BOSTON – According to new research from Boston Medical Center, family involvement in psychosis treatment leads to better patient outcomes. Published in ScienceDirect, researchers highlight that learning to use motivational interviewing communication skills may help caregivers to decrease conflict and expressed emotion and improve treatment adherence.
Research showed that families who understand the nature of psychosis symptoms and interventions can support treatment adherence by providing instrumental support for tasks such as scheduling and driving to appointments, filling prescriptions, and communicating with providers about concerning symptoms or behaviors.
The goal is not that the caregiver becomes a therapist to the individual with psychosis, but rather that they learn and use motivational interviewing based communication strategies to decrease expressed emotion and play a more effective role in helping to connect the individual with psychosis to relevant clinical services.

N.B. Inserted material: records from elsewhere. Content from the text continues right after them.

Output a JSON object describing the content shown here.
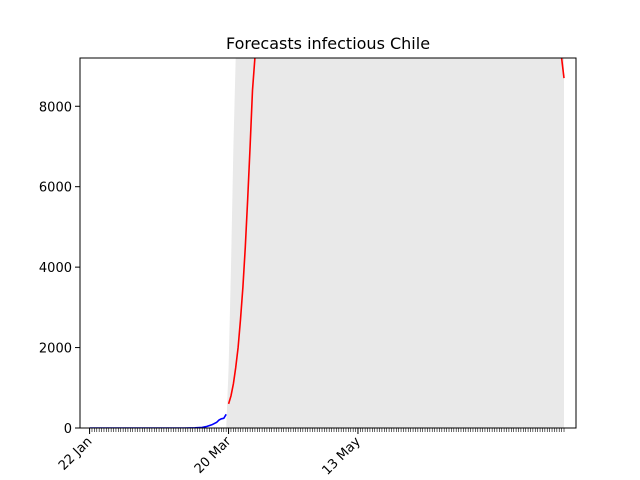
{
  "chart_data": {
    "type": "line",
    "title": "Forecasts infectious Chile",
    "xlabel": "",
    "ylabel": "",
    "x_range": [
      "2020-01-18",
      "2020-08-12"
    ],
    "ylim": [
      0,
      9200
    ],
    "y_ticks": [
      0,
      2000,
      4000,
      6000,
      8000
    ],
    "x_ticks": [
      {
        "date": "2020-01-22",
        "label": "22 Jan"
      },
      {
        "date": "2020-03-20",
        "label": "20 Mar"
      },
      {
        "date": "2020-05-13",
        "label": "13 May"
      }
    ],
    "minor_ticks": "daily",
    "grid": false,
    "series": [
      {
        "role": "observed",
        "color": "#0000ff",
        "points": [
          [
            "2020-01-22",
            0
          ],
          [
            "2020-02-05",
            0
          ],
          [
            "2020-02-20",
            0
          ],
          [
            "2020-03-02",
            0
          ],
          [
            "2020-03-06",
            5
          ],
          [
            "2020-03-09",
            15
          ],
          [
            "2020-03-11",
            40
          ],
          [
            "2020-03-13",
            80
          ],
          [
            "2020-03-15",
            140
          ],
          [
            "2020-03-16",
            200
          ],
          [
            "2020-03-17",
            230
          ],
          [
            "2020-03-18",
            240
          ],
          [
            "2020-03-19",
            340
          ]
        ]
      },
      {
        "role": "forecast",
        "color": "#ff0000",
        "points": [
          [
            "2020-03-20",
            600
          ],
          [
            "2020-03-21",
            800
          ],
          [
            "2020-03-22",
            1100
          ],
          [
            "2020-03-23",
            1500
          ],
          [
            "2020-03-24",
            2000
          ],
          [
            "2020-03-25",
            2700
          ],
          [
            "2020-03-26",
            3500
          ],
          [
            "2020-03-27",
            4500
          ],
          [
            "2020-03-28",
            5700
          ],
          [
            "2020-03-29",
            7000
          ],
          [
            "2020-03-30",
            8400
          ],
          [
            "2020-03-31",
            9200
          ]
        ],
        "tail_points": [
          [
            "2020-08-06",
            9200
          ],
          [
            "2020-08-07",
            8700
          ]
        ]
      }
    ],
    "bands": [
      {
        "color": "#e9e9e9",
        "lower_points": [
          [
            "2020-03-19",
            0
          ],
          [
            "2020-08-07",
            0
          ]
        ],
        "upper_points": [
          [
            "2020-03-19",
            0
          ],
          [
            "2020-03-20",
            1500
          ],
          [
            "2020-03-21",
            4000
          ],
          [
            "2020-03-22",
            7000
          ],
          [
            "2020-03-23",
            9200
          ],
          [
            "2020-08-07",
            9200
          ]
        ]
      }
    ]
  }
}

“With the findings from this study, our hope is to understand how supportive home environments can improve patient outcomes across diagnoses,” said Emily R. Kline, MD, Director of Psychological Services in the Wellness and Recovery After Psychosis Program at Boston Medical Center and associate professor of psychiatry at Boston University Chobanian & Avedisian School of Medicine.
The study is a pilot randomized controlled trial testing the impact of Motivational Interviewing for loved ones (MILO), a brief five-hour psychoeducational intervention for caregivers, in a sample of family members of individuals with early course psychosis. Using a randomized crossover design, caregivers were randomized to either immediate motivational interviewing for loved ones or a six-week waitlist control condition – all participants eventually received the intervention.
The results of this study showed that caregiver participants experienced large and significant improvements in caregiver wellbeing, caregiver self-efficacy, family conflict, and expressed emotion. There was no change over time in caregiver-reported patient treatment adherence. Relative to waitlist, MILO had significant effects on family conflict and expressed emotion, a trending effect on perceived stress, and no effect on parenting self-efficacy or treatment adherence. Researchers believe that interventions that involve and counsel family members may improve patient outcomes, creating a less stressful and more supportive home environment.